If you work for work’s sake, you FAIL. If you’re ever in Toronto, try to wrangle an invite to their Friday “Tea Party”.  Rubyfringe attendees should see some pretty amazing partying.

Tourism, ambassadors and stupid flash websites

Heri rants justifiably about Tourisme Montreal spending $1.5 million on a yet another crappy flashy brochure website.

Before an agency embarks on such a high budget exercise ($1.5 for a website is a gigantic budget), I’d want to ask the following:

  • How will they measure ROI?
  • Who is the audience?
  • What are the key metrics?
  • What budget is there for iterating and adjusting the site?

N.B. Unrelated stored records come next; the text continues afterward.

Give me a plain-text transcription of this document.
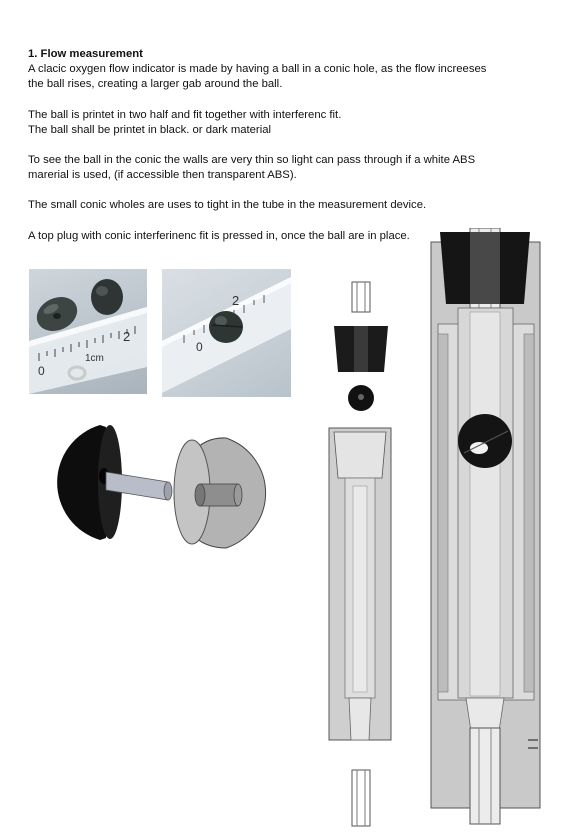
1. Flow measurement

A clacic oxygen flow indicator is made by having a ball in a conic hole, as the flow increeses

the ball rises, creating a larger gab around the ball.

The ball is printet in two half and fit together with interferenc fit.

The ball shall be printet in black. or dark material

To see the ball in the conic the walls are very thin so light can pass through if a white ABS

marerial is used, (if accessible then transparent ABS).

The small conic wholes are uses to tight in the tube in the measurement device.

A top plug with conic interferinenc fit is pressed in, once the ball are in place.

0
1cm
2
0
2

While ‘user-generated content’ is no panacea, I’d suggest there are good uses for it, especially if we target those people I call Ambassadors.

Montreal has a lot to offer. When a friend told me he was considering a visit, I sent him Jazz Festival information, because he’s a jazz fanatic. Montreal has a festival, event or point of interest for just about every taste. I was effectively acting as an ambassador. An ambassador can be a local, or a person that visited your city and loved it so much they tell others.

One key metric I’d suggest for a Tourism promotion site is how many ambassadors used it to invite friends and family with targeted content.

For people that come visit me, I have created a google map (with the ‘My Maps’ feature) with recommended spots in my neighbourhood, places to see and public transit information. Combine the implicit data from many of those mash-ups, and you can have a list of ‘most recommended’ places and events.

Considering you can’t properly bookmark a page and that there’s no ‘tell a friend’ feature, I’d venture that idea was never even considered. Tourisme Montreal’s project hasn’t even caught up with staples of the 1990’s web marketing.

One nit to pick with Heri: I would squarely blame the agency for this failure. They should know the web if that’s their medium, and be ready to educate clients or refuse work that reflects so poorly on them.

Freelancing with Unspace

My first freelancing gig is with the folks at Unspace. Hampton convinced me to move to Toronto for a couple of weeks to work on CommunityLend. It’s an exciting project, check it out.